バンコクのテクノロジーのランゲージセンターで教えるチャナロン氏は30才で私とは6年来の親友である。タイに留学していた私の友人H君から彼を紹介してもらった時彼は故郷のラッチャブリー、バンポンの小学校で英語を教えていた。彼はその町から奨学金を受けて大学で学びそのために町で何年間の奉職義務があったのである。以来、彼が東北タイ、コンケンのコンケンゲルマンテクノー(テクニカルカレッジ)に転出し、英国留学、そしてバンコク校に転勤の間ずっとお互い文通も含めて交友を深めてきたのである。

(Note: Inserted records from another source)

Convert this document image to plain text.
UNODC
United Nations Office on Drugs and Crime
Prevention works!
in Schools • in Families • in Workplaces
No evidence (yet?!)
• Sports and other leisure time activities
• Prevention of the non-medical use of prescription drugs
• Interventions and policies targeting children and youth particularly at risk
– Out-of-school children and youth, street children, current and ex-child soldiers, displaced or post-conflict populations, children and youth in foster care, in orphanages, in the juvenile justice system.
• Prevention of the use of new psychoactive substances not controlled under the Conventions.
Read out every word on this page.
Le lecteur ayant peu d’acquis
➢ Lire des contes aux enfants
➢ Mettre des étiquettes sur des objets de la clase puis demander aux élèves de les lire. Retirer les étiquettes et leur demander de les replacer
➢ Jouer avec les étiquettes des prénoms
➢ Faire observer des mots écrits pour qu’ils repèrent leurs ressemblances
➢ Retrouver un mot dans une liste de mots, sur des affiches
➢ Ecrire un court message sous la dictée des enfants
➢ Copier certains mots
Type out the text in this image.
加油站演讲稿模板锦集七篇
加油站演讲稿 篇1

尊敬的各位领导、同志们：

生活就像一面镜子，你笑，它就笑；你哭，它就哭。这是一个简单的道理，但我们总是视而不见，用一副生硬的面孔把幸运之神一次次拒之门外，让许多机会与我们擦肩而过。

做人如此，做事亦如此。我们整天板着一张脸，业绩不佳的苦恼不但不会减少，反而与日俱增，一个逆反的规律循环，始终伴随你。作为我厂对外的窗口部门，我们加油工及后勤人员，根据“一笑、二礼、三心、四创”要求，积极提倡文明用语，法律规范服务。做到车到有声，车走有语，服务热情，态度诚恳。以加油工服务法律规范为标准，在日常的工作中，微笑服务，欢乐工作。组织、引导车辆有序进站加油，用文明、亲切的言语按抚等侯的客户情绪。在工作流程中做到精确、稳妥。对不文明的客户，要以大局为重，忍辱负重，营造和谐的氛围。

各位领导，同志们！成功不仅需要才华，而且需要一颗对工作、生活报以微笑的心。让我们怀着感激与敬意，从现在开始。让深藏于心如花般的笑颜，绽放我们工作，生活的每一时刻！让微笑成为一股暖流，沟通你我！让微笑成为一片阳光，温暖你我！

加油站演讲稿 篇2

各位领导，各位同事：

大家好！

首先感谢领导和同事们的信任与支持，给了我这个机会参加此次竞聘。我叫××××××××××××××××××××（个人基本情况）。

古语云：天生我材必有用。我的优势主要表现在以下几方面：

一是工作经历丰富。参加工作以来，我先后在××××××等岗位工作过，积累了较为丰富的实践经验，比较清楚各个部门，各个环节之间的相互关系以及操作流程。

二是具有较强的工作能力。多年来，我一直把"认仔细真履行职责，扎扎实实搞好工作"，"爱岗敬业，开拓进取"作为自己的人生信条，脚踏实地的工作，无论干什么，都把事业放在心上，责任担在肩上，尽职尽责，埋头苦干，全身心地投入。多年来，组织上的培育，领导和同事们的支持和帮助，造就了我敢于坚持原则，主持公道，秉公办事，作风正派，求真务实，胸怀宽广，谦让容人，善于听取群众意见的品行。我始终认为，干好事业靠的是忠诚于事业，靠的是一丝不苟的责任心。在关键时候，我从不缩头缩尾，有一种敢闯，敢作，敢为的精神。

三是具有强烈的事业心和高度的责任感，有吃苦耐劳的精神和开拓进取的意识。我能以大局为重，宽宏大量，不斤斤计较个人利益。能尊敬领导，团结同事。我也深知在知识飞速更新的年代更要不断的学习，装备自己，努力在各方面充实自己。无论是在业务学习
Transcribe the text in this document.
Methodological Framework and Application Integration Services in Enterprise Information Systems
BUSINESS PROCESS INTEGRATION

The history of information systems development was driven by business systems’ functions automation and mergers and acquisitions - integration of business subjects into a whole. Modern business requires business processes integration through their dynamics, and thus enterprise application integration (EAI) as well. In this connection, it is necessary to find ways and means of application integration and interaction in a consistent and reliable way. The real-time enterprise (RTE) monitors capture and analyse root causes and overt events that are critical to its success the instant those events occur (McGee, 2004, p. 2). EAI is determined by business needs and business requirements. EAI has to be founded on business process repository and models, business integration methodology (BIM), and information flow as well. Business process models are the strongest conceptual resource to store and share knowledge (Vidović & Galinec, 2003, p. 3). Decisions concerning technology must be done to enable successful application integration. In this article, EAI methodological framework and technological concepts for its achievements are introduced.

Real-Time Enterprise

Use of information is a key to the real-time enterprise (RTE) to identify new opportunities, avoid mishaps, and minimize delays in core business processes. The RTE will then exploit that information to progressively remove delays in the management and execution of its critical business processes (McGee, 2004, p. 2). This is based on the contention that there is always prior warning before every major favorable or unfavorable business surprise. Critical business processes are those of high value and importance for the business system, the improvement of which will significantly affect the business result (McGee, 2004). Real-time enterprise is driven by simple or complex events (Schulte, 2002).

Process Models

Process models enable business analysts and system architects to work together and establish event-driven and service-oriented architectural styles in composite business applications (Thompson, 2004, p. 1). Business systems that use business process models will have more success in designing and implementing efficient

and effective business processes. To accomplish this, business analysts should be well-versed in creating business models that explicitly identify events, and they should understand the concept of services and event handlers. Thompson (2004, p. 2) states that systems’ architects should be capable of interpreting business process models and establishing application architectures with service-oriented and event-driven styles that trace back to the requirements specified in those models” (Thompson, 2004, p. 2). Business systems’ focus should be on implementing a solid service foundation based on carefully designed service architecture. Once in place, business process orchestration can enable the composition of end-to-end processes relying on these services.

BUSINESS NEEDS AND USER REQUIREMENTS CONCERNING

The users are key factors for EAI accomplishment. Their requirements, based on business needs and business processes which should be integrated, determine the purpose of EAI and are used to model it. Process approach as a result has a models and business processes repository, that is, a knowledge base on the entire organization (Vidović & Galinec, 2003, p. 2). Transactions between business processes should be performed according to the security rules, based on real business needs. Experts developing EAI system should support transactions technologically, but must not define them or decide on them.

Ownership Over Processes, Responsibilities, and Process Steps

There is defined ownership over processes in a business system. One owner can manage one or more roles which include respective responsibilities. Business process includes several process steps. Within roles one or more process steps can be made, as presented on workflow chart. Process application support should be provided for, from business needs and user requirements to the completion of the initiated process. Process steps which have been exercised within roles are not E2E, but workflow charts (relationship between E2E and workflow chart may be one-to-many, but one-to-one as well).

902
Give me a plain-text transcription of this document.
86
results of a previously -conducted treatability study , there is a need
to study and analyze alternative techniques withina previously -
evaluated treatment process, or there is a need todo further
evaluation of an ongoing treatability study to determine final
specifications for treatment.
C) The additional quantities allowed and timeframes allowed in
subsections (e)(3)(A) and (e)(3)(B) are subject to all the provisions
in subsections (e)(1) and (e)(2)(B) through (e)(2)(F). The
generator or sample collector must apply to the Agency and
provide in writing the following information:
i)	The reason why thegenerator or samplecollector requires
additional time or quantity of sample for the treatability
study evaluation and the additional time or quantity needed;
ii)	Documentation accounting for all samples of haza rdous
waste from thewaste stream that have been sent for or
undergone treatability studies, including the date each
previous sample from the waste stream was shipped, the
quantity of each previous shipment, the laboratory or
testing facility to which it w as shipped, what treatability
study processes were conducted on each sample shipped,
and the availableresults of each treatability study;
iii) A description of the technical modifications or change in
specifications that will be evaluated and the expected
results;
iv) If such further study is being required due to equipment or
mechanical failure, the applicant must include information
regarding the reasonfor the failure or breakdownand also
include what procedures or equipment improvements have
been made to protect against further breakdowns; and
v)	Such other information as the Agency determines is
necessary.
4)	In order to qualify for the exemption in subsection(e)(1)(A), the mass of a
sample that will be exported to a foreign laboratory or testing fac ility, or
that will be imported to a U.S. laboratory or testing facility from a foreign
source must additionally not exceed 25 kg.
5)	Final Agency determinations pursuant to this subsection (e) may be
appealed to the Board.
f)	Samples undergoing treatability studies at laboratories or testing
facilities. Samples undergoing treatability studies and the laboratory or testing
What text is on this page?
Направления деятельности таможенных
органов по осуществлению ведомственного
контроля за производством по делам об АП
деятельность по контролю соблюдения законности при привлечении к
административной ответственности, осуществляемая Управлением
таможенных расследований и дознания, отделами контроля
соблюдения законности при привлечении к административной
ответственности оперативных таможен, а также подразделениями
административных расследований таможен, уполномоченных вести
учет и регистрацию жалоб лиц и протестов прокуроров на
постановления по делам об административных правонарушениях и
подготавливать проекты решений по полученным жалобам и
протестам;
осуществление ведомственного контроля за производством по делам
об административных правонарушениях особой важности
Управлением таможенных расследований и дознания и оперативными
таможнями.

だいたい年に一度は彼に会っているが私が彼を訪問するときはいつも多忙極まりない、のにである。そんな中で私の旅の趣旨を呑み込むと実に手際よくプランニング、アレンジングし、時間が許す限り同行もしてくれる。「俺はオペレーターだよ。」と明るく笑う。私には頼もしい限りである。彼の相手本位で骨身を削るエスコートぶりに全くもって感謝という言葉以上のものを感じている。と同時にどこからそのエネルギーが出てくるのかと感嘆してしまうのも事実である。そうして私に対する心遣いに私は甘えてばかりではすまない気がしているので今回は彼には予め来タイを知らせずにやって来たのである。とはいえ連絡せずにいること自体もっと彼には割り切れぬ感情を与えるであろう。
「今、タイに来ている。もし時間があれば会いたい。」と彼のオフィスに伝言したのは東北タイへ出発する前日のことである。彼は週末でありオフィスにはいなかった。「ハロウ!ヘイ、キムラ!本当に驚いたよ。あんたどうして黙ってタイに来たんだ。」と彼からホテルに電話が入ったのは東北タイからのバスを降りてマレーシアホテルにたどり着いて10分もたっていない朝7時半のことであった。「これで4回、あんたに電話してたんだ。」と声もはずんでいる。私は長旅の疲れと眠気がふっとんだ。彼とは夕方5時半にこのホテルで会うことに。異国の地で一人で旅をしている時に親しい友に会えるのは実に嬉しいことだ。
「あんたの行動予定は何だ。」とホテルに着くと彼はさっそく尋ねる。私は思いつくまま残りの日程の中でやりたいことを彼に告げると「わかった。こうしよう。」と実に手際よくプランを立ててくれる。5つか6つの私の願望をさらさらとものの見事に並び替え一本の線にしてみる。例えば、学校現場が見たい、昨年行ったバンポンの町をもう一度見たい、と告げた場合「オレが一緒に行くよ。バンポンに着けばそこの先生を紹介しよう。オレは勤めがあるから翌朝は帰らねばならないが、その先生に一日学校を案内してもらえばいいだろう。バンポンはオレの故郷だから夕食はおごる。マーケットの屋台で盛大にやろう。泊まるのも我が家でいい。他に何かあるかね。」さすが自分の国のことだ。他国者の私ならいろいろ考えあぐねるところをサッとオペレートしてくれる。本当に笑顔を絶やさず親切な男である。以後、彼のアレンジで行動することになる。